If the recent news from Facebook’s F8 developer conference is any indication, the future of online communication between businesses and consumers will occur more often via AI-driven chatbots.
It’s not just Facebook, of course. Chatbots are a staple in WeChat and have popped up across social media messaging channels, like on Twitter and LinkedIn.
While chatbots look to improve customer communication experiences in-app, online and in messaging services, they’re only half of the equation, said Frank Chevallier, VP of Software Products at LiveWorld.
LiveWorld has been in the business of facilitating communication since the days of dial-up. The company broke into facilitating online communication between brands and customers back in the days when those conversations took place on forums, Chevallier said. (There was and is the telephone, of course, though we’re talking about digital communication here.)
Prior to founding LiveWorld in 1996, the company’s CEO was involved even with AppleLink, the tech company’s online software and service offered between 1986 and 1994.
Obviously, a lot has changed since then. The first break for our purposes came from the rise of social media platforms in the early 2000s, which quickly supplanted the classic online forum as a communication channel between businesses and customers.
LiveWorld made the move with the rest of the internet, said Chevallier, growing its platforms to support social channels at scale, enabling large organizations to manage their accounts and foster dialogue.
The next developments, web chat and messaging services, didn’t replace social media channels but instead contributed to a proliferation of methods by which customers could speak with businesses. Likewise, the moves toward faster resolution and personalization that swept across commerce also occurred on the customer service and communication end.
Today, the way(s) consumers expect to communicate and engage with businesses and brands creates a number of challenges on the receiving end.
“Messaging is a one-on-one, persistent communication channel,” Chevallier said. “Brands are expected to be available at all times, at scale and with the level of personalization, resolution and knowledge that I would say is unprecedented. And in real time.”
The latest addition to the messaging ecosystem, chatbots, have enabled some necessary automation opportunities for businesses and brands in the customer service space. But it isn’t as straightforward as flipping on autopilot and calling it a day.
Consumers also expect consistency between channels — that brands will know who they are and their history regardless of where they choose to reach out.
For instance, noted Chevallier, consumers have started to expect frictionless moves between communication platforms — moving from Twitter for brand queries over to Facebook Messenger without needing to reassert who they are and their customer histories.
“Customers also very clearly expect automated and immediate answers for questions,” noted Chevallier. “But at the same time, they expect that automated technology to branch to human agents when appropriate.”
For its part, LiveWorld’s conversation management SaaS platform looks to enable these functionalities for brands engaging with their customers online.
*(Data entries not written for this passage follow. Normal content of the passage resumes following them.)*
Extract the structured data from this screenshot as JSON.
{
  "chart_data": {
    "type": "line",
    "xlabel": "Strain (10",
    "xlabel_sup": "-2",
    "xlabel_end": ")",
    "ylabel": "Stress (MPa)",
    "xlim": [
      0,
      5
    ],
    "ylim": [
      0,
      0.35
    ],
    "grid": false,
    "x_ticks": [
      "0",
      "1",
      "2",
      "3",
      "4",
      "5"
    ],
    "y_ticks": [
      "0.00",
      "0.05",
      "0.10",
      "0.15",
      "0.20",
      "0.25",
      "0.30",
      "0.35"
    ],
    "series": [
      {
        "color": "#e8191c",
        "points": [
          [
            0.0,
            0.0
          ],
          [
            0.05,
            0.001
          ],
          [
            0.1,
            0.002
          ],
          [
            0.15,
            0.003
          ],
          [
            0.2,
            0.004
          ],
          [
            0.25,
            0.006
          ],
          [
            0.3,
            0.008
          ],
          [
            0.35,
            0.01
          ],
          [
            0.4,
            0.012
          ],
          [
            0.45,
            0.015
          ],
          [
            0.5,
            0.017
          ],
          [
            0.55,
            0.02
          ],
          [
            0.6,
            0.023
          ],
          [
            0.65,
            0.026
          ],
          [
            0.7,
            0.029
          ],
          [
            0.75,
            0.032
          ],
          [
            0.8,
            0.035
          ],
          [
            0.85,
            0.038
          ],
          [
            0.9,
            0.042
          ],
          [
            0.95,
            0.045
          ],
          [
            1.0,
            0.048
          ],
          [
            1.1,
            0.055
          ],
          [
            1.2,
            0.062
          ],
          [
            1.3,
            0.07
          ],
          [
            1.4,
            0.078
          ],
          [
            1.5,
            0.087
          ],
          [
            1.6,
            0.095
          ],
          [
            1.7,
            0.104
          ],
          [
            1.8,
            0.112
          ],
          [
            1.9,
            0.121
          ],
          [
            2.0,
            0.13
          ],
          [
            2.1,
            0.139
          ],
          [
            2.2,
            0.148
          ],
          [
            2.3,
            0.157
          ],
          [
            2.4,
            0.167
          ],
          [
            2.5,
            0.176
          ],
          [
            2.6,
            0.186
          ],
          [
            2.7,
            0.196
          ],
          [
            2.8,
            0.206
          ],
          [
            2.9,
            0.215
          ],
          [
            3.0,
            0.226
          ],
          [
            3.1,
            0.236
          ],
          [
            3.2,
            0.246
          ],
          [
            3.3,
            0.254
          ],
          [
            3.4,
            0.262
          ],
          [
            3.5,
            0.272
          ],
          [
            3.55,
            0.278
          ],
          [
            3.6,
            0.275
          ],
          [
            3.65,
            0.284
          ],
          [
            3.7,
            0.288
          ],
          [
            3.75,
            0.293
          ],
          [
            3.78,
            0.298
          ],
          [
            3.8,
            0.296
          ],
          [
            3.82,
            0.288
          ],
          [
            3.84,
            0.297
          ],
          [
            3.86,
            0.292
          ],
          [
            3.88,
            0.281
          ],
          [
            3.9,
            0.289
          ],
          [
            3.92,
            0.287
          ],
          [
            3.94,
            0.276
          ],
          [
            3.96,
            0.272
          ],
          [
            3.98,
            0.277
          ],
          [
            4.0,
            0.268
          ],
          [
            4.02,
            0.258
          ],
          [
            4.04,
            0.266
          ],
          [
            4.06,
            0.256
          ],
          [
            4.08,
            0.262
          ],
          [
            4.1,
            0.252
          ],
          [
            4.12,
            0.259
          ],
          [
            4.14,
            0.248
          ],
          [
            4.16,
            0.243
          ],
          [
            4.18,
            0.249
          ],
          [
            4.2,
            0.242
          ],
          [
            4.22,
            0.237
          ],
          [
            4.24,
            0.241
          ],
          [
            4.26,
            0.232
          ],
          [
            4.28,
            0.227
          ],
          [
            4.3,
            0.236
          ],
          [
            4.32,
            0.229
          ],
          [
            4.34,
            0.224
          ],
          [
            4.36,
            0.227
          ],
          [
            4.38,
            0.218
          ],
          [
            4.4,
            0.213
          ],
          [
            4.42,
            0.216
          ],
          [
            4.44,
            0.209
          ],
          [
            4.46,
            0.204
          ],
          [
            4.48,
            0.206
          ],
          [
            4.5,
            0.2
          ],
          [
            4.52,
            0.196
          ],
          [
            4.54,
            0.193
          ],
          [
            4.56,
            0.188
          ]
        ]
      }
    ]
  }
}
The platform allows a single view of customer interactions, both past and present, and enables adaptive cooperation between human agents and bots.
“Humans and digital bots collaborating with each other in a bi-directional flow to resolve particular conversations for the benefit of the customer,” said Chevallier, “can allow brands to ensure their customers get the level of personalization and resolution they expect.”
Most recently, LiveWorld announced its expansion to WeChat, Telegram and web chat. These communications resources are now incorporated into LiveWorld’s single-chat view for brands, joining the likes of YouTube, LinkedIn, Google+ and Facebook Messenger.
As messenger channels continue to gain popularity among brands and consumers, Chevallier notes that chatbots might prove effective as a means to grow the adoption of social commerce, as well as a way for businesses to identify why consumers are so hesitant to pay in messenger apps.
“A way to simplify transactions here is to provide conversational engagement over messaging, for humans to interact with the bot during those transactions,” he said. “This also could allow us to learn in conversation why people are reluctant to finish payments.”